Heskith shot a quick look at Mickey; Daisy, who had been wondering the same thing, was grateful it had not been she who had asked.
“I wondered what the official Irish reaction was.”
The wireless crackled, then a man’s voice, speaking Irish. After a moment or two, Daisy picked up the word “Finisterre”—a weather report. While they waited, Daisy considered the implications of Heskith’s thought. While Eire was neutral, the six counties of Northern Ireland—in a sense another country—had remained loyal to England and were at war with Germany. Ireland might be neutral, but Irish families—Irish although not citizens of Eire—had been victims of the bombing. De Valera’s adamant neutrality would be tested; the hatred and distrust of a large part of the Irish for England, at whose hands they had suffered in the recent past, would be weighed against Germany, who had bombed the northern part of their own island.
She glanced at Heskith; he was alert, attentive, not so tense. Now she could see that there was and probably had been for a long time, beneath the surface tautness, a look of deep sadness, of a loss she could not imagine.

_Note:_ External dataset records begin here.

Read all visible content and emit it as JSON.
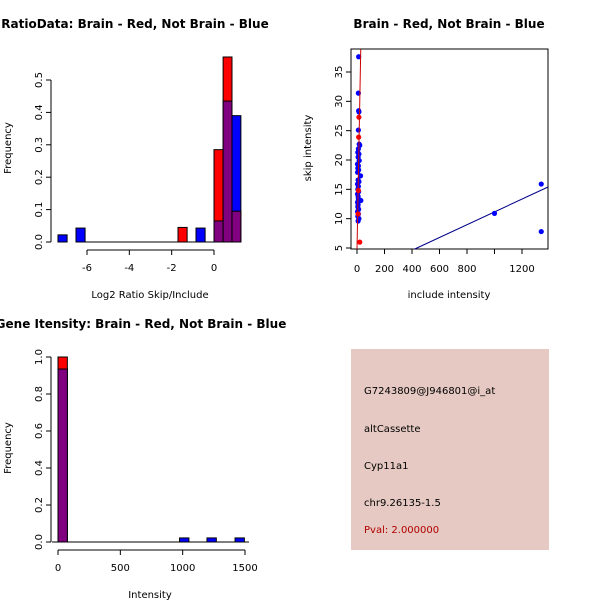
{
  "colors": {
    "brain": "#ff0000",
    "not_brain": "#0000ff",
    "overlap": "#800080",
    "panel_bg": "#e5c9c2",
    "pval_text": "#b00000"
  },
  "chart_data": [
    {
      "id": "ratio-hist",
      "type": "bar",
      "title": "RatioData: Brain - Red, Not Brain - Blue",
      "xlabel": "Log2 Ratio Skip/Include",
      "ylabel": "Frequency",
      "xlim": [
        -7.6,
        1.5
      ],
      "ylim": [
        0,
        0.5
      ],
      "xticks": [
        -6,
        -4,
        -2,
        0
      ],
      "yticks": [
        0.0,
        0.1,
        0.2,
        0.3,
        0.4,
        0.5
      ],
      "ytick_labels": [
        "0.0",
        "0.1",
        "0.2",
        "0.3",
        "0.4",
        "0.5"
      ],
      "bin_edges_brain": [
        [
          -1.7,
          -1.27
        ],
        [
          0.0,
          0.43
        ],
        [
          0.43,
          0.85
        ],
        [
          0.85,
          1.27
        ]
      ],
      "series": [
        {
          "name": "Brain",
          "color": "#ff0000",
          "bins": [
            [
              -1.7,
              -1.27,
              0.045
            ],
            [
              0.0,
              0.43,
              0.285
            ],
            [
              0.43,
              0.85,
              0.571
            ],
            [
              0.85,
              1.27,
              0.095
            ]
          ]
        },
        {
          "name": "Not Brain",
          "color": "#0000ff",
          "bins": [
            [
              -7.37,
              -6.94,
              0.022
            ],
            [
              -6.52,
              -6.09,
              0.043
            ],
            [
              -0.85,
              -0.42,
              0.043
            ],
            [
              0.0,
              0.43,
              0.065
            ],
            [
              0.43,
              0.85,
              0.435
            ],
            [
              0.85,
              1.27,
              0.39
            ]
          ]
        }
      ]
    },
    {
      "id": "intensity-scatter",
      "type": "scatter",
      "title": "Brain - Red, Not Brain - Blue",
      "xlabel": "include intensity",
      "ylabel": "skip intensity",
      "xlim": [
        -40,
        1390
      ],
      "ylim": [
        4.8,
        38.9
      ],
      "xticks": [
        0,
        200,
        400,
        600,
        800,
        1000,
        1200
      ],
      "xtick_labels": [
        "0",
        "200",
        "400",
        "600",
        "800",
        "",
        "1200"
      ],
      "yticks": [
        5,
        10,
        15,
        20,
        25,
        30,
        35
      ],
      "series": [
        {
          "name": "Not Brain",
          "color": "#0000ff",
          "points": [
            [
              12,
              37.6
            ],
            [
              10,
              31.4
            ],
            [
              12,
              28.4
            ],
            [
              14,
              28.2
            ],
            [
              10,
              25.1
            ],
            [
              16,
              22.7
            ],
            [
              20,
              22.5
            ],
            [
              10,
              21.9
            ],
            [
              6,
              21.3
            ],
            [
              14,
              21.0
            ],
            [
              8,
              20.5
            ],
            [
              16,
              19.9
            ],
            [
              4,
              19.3
            ],
            [
              10,
              19.0
            ],
            [
              6,
              18.6
            ],
            [
              12,
              18.3
            ],
            [
              4,
              17.9
            ],
            [
              26,
              17.3
            ],
            [
              8,
              16.6
            ],
            [
              14,
              16.3
            ],
            [
              4,
              15.9
            ],
            [
              10,
              15.5
            ],
            [
              6,
              15.0
            ],
            [
              12,
              14.6
            ],
            [
              4,
              14.2
            ],
            [
              8,
              13.8
            ],
            [
              10,
              13.4
            ],
            [
              28,
              13.1
            ],
            [
              4,
              12.8
            ],
            [
              8,
              12.4
            ],
            [
              6,
              12.0
            ],
            [
              12,
              11.6
            ],
            [
              4,
              11.2
            ],
            [
              10,
              10.8
            ],
            [
              6,
              10.4
            ],
            [
              14,
              10.0
            ],
            [
              8,
              9.6
            ],
            [
              1000,
              10.9
            ],
            [
              1340,
              15.9
            ],
            [
              1340,
              7.8
            ]
          ],
          "fit": [
            [
              420,
              4.6
            ],
            [
              1400,
              15.4
            ]
          ]
        },
        {
          "name": "Brain",
          "color": "#ff0000",
          "points": [
            [
              14,
              27.3
            ],
            [
              12,
              23.9
            ],
            [
              10,
              14.8
            ],
            [
              8,
              10.8
            ],
            [
              20,
              6.0
            ]
          ],
          "fit": [
            [
              0,
              4.8
            ],
            [
              20,
              38.9
            ]
          ]
        }
      ]
    },
    {
      "id": "gene-intensity-hist",
      "type": "bar",
      "title": "Gene Itensity: Brain - Red, Not Brain - Blue",
      "xlabel": "Intensity",
      "ylabel": "Frequency",
      "xlim": [
        -40,
        1530
      ],
      "ylim": [
        0,
        1.0
      ],
      "xticks": [
        0,
        500,
        1000,
        1500
      ],
      "yticks": [
        0.0,
        0.2,
        0.4,
        0.6,
        0.8,
        1.0
      ],
      "ytick_labels": [
        "0.0",
        "0.2",
        "0.4",
        "0.6",
        "0.8",
        "1.0"
      ],
      "series": [
        {
          "name": "Brain",
          "color": "#ff0000",
          "bins": [
            [
              0,
              75,
              1.0
            ]
          ]
        },
        {
          "name": "Not Brain",
          "color": "#0000ff",
          "bins": [
            [
              0,
              75,
              0.935
            ],
            [
              975,
              1050,
              0.022
            ],
            [
              1195,
              1270,
              0.022
            ],
            [
              1420,
              1495,
              0.022
            ]
          ]
        }
      ]
    }
  ],
  "info_panel": {
    "probe_id": "G7243809@J946801@i_at",
    "event_type": "altCassette",
    "gene": "Cyp11a1",
    "location": "chr9.26135-1.5",
    "pval": "Pval: 2.000000"
  }
}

The newscaster continued to speak in Irish—farm prices, Daisy thought. She, Mickey, and Heskith continued to listen as carefully, struggling to understand. It was de Valera’s goal, already implemented in the schools, for the country to revert to its native tongue. Would it be possible, in the unimaginable future after the war, Daisy wondered, that she would live in a country whose language she didn’t speak?